Here’s a story I rarely tell. When I was 22, I was briefly pursued by a famous singer. We met at an awards ceremony, exchanged numbers, and, for a couple of months, he left me several voicemails a week, asking me out. Don’t worry, I probably wouldn’t believe me either, which is why I made a friend listen to the messages in our office bathroom.

As far as I can remember, they were pretty charming and would stand up to scrutiny post-#MeToo. But he was older—almost 40—and persuasive, so there was a certain pressure to just go with the flow, even though the whole thing made me feel unsteady on my feet.

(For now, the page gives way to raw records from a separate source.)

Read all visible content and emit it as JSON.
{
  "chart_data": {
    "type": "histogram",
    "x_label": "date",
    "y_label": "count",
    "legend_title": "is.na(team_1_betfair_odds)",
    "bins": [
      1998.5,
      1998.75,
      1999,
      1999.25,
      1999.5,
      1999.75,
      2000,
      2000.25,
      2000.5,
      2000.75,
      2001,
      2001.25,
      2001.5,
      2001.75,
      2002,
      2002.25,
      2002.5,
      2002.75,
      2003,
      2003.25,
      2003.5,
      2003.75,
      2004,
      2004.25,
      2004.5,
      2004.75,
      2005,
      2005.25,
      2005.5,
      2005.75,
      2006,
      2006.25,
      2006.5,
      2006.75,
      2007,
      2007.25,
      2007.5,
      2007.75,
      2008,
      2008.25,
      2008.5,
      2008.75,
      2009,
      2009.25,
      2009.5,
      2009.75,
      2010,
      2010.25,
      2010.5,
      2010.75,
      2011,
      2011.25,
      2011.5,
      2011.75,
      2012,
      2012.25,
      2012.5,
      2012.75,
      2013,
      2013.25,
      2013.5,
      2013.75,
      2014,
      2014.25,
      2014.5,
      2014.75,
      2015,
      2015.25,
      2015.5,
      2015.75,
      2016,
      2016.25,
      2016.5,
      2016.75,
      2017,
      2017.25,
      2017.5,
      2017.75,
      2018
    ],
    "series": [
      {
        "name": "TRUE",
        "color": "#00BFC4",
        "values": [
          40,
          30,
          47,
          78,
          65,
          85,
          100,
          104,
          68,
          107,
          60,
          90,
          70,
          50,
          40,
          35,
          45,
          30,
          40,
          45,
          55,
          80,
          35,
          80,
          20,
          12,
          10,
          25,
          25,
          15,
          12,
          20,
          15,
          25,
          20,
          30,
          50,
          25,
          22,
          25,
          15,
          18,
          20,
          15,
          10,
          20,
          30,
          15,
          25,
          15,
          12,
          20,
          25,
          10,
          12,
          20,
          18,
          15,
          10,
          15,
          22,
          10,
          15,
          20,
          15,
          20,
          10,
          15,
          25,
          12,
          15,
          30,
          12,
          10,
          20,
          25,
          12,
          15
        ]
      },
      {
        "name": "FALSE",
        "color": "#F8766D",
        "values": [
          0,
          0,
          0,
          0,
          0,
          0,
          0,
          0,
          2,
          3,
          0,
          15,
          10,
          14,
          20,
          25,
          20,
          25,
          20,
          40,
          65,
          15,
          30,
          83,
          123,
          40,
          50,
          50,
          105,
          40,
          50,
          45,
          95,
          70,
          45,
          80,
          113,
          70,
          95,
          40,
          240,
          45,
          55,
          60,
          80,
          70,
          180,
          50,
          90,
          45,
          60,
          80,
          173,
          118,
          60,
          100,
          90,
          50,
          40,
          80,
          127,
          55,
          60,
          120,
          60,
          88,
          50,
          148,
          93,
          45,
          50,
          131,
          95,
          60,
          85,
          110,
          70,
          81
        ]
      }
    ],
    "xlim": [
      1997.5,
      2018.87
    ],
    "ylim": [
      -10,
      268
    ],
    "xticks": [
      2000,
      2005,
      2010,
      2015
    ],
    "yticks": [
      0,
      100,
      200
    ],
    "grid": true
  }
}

When he invited me to accompany him out of town, I hesitated. I thought it would probably be fine (and I still want to think that), but my gut told me there was no way I would accept such an offer from a random bloke of his age. I’d think that was sleazy and predatory. I said no.

I tell you this now not to burnish my own ego, but because I’ve just seen The Idea of You, a new rom-com in which Anne Hathaway plays a 40-year-old art gallery owner, called Solène Marchand, who starts dating Hayes Campbell, the 24-year-old lead singer of internationally famous boyband August Moon (think One Direction 2.0). In fact, the 2017 Robinne Lee novel on which it’s based is believed by many to be Harry Styles fan fiction.

The pair meet at Coachella, where Solène is chaperoning her 16-year-old daughter. Campbell pursues her and she agrees to accompany him on a trip out of town. You don’t have to try and imagine what happens when the tabloids catch wind of their relationship, because we’ve seen it play out in real life. “Hayes Caught With a Cougar” and “Sleaziest Mom of the Year?” are two of the film’s fictional headlines (“A passion for cougars!” was a real one when Styles began dating director Olivia Wilde, a decade his senior, in 2021).

Age-gap romances—particularly those in which the woman is older—are something we still struggle to understand. Despite an upward trend in famous women dating younger men and searches for age-gap relationships booming on dating apps, they’re still fetishized as something way outside the norm. Instead of seeing two people in love, or lust, we assume there must be something not quite right about one or both of them. It’s actually pretty depressing.